Cloud Computing — What exactly is it?

Cloud Computing — What exactly is it?

In this era where each of our actions is translated into some form of data, and with the blooming technologies like big data, AI, ML etc being completely data-driven as opposed to the traditional programming styles, larger storage, and computing capabilities have become a greater necessity.

But consider a scenario where each developer or entrepreneur who is building an application invests a huge amount of time, money and infrastructure designing data centers and maintaining them? The Return over Investment would be very less and the resources will be vastly under-utilized except for the developers’ own usage. A possible analogy would be someone building a car manufacturing company to make a car just for personal use.

With the advances in distributed computing, the advent of micro-services, web services, and the information explosion happening, the idea of providing resources as a utility just like electricity or water has come into consideration. This is from where the buzzword- Cloud Computing has taken its roots. We all must have heard of cloud computing service providers like Amazon web services, Google Cloud, Microsoft Azure, etc. Long story short- Rather than investing a lump sum on resources like storage facilities and processing capabilities, the concept is that we rent out resources from the cloud, build or deploy applications on the cloud and pay for whatever we use.

The major concepts behind cloud computing in addition to what i briefly stated above can be best described by the 3–4–5 rule of Cloud Computing in accordance with the standards prescribed by NIST (National Institute of Standards and Technology).

The 3–4–5 Rule

Cloud computing is essentially driven by :

  • 3 cloud service models or service types for any platform
  • 4 Deployment models
  • 5 essential characteristics.

Let’s start with the bigger number first.

The five essential characteristics of Cloud computing are:-

  1. On-demand Self service — A user can consume resources, computing capabilities, applications and services as and when needed without any interaction with the service provider.
  2. Broad Network Access — The resources are accessible over the standard network connections and from all the commonly used machines like a laptop, PC, tablets, etc. This would, in turn, promote the usage of cloud-based systems.
  3. Resource Pooling — All consumers share resources from a common pool which is assigned to them depending on demand, consumption, and usage.
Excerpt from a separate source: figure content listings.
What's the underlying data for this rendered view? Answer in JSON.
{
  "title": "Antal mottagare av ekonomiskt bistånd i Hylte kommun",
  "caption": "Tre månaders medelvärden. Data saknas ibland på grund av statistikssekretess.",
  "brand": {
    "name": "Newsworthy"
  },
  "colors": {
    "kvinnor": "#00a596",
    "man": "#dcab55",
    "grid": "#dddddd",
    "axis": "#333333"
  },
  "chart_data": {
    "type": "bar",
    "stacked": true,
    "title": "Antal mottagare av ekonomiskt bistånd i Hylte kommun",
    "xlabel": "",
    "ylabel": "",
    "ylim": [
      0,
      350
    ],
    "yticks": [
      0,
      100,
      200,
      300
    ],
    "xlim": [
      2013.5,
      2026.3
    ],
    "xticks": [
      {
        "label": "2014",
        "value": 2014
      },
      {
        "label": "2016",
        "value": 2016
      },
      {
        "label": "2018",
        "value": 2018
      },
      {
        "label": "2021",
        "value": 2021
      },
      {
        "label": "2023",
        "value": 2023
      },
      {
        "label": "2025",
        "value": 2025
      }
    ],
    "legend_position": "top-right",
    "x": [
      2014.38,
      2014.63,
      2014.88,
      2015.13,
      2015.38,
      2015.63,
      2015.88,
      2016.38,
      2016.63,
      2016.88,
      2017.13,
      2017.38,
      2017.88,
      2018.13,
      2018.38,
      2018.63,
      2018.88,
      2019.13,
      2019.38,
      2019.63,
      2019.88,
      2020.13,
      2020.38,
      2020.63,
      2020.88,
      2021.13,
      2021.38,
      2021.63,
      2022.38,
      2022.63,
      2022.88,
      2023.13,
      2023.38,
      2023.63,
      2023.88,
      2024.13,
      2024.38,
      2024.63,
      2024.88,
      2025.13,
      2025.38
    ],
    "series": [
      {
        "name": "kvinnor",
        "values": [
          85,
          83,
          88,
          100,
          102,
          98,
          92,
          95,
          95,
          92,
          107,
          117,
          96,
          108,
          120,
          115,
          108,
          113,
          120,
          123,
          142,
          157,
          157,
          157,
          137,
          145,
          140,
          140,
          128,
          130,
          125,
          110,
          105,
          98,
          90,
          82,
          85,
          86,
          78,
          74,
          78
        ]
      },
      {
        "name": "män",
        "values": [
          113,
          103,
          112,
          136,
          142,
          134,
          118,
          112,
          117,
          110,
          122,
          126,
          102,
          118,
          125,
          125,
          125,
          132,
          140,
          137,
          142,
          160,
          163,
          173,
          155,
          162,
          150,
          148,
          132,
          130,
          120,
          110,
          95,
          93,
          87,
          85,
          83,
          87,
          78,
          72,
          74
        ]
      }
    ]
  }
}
The entire pool will be scattered across different geographical locations. There is not much control over the location of the resource (storage, processing, memory, network bandwidth, etc.) which a particular user wants to consume.
  4. Rapid Elasticity — Scaling of applications has to be highly elastic — both upward and downward scaling will be seamless and in proportion to demand.
  5. Measured Service — Cloud computing advocates for the pay-per-use model. Hence all resource usages are controlled, optimized, monitored and reported frequently. In a way, there is transparency for both the consumer and the service provider regarding the resource usage.

The four deployment models of the cloud are:

  1. Private Cloud — Operated solely for a single organization. Owned and managed the firm or by a third party offshore. Used specifically when data security is the biggest concern.
  2. Public Cloud — Open to the general public managed by organizations or governments.
  3. Community Cloud — Infrastructure set up for the community of consumers or individuals from organizations with similar concerns.
  4. Hybrid Cloud — Combination of two or more of the models mentioned above which remain as separate entities but share common standards and technology which enabled the portability of data and application.

The three cloud service models are:

  1. Infrastructure as a Service (Iaas) — Basic storage and computing capabilities, servers, switches, and routers are pooled and offered as service over the network. At this level, there is no abstraction involved. It is similar to making a salad all by yourself from the various ingredients available. We get to pick and choose the components and get started from scratch.
  2. Platform as a Service (Paas)— In this service model, things are a little abstracted where we can build our applications on top of platforms which are provided. The services will be provided as APIs which can be consumed as needed. Examples of these systems would be the Google App Engine, Authentication mechanisms, Queuing systems, etc.
  3. Software as a Service (Saas)— Here the entire application is ready-to-use and multiple clients can make use of the product. The underlying details of implementation are completely hidden from the end-users. Examples are appointment scheduling systems like Practo or various CRM tools from Salesforce.

Thus to summarize, the cloud has the potential to give developers and businesses a huge monetary benefit where they can iterate and prototype their ideas at a minimal cost and achieve a shorter time to market.


  2. Cloud Computing — Principles and Paradigms(Rajkumar Buyya, James Broberg, Andrzej Goscinski).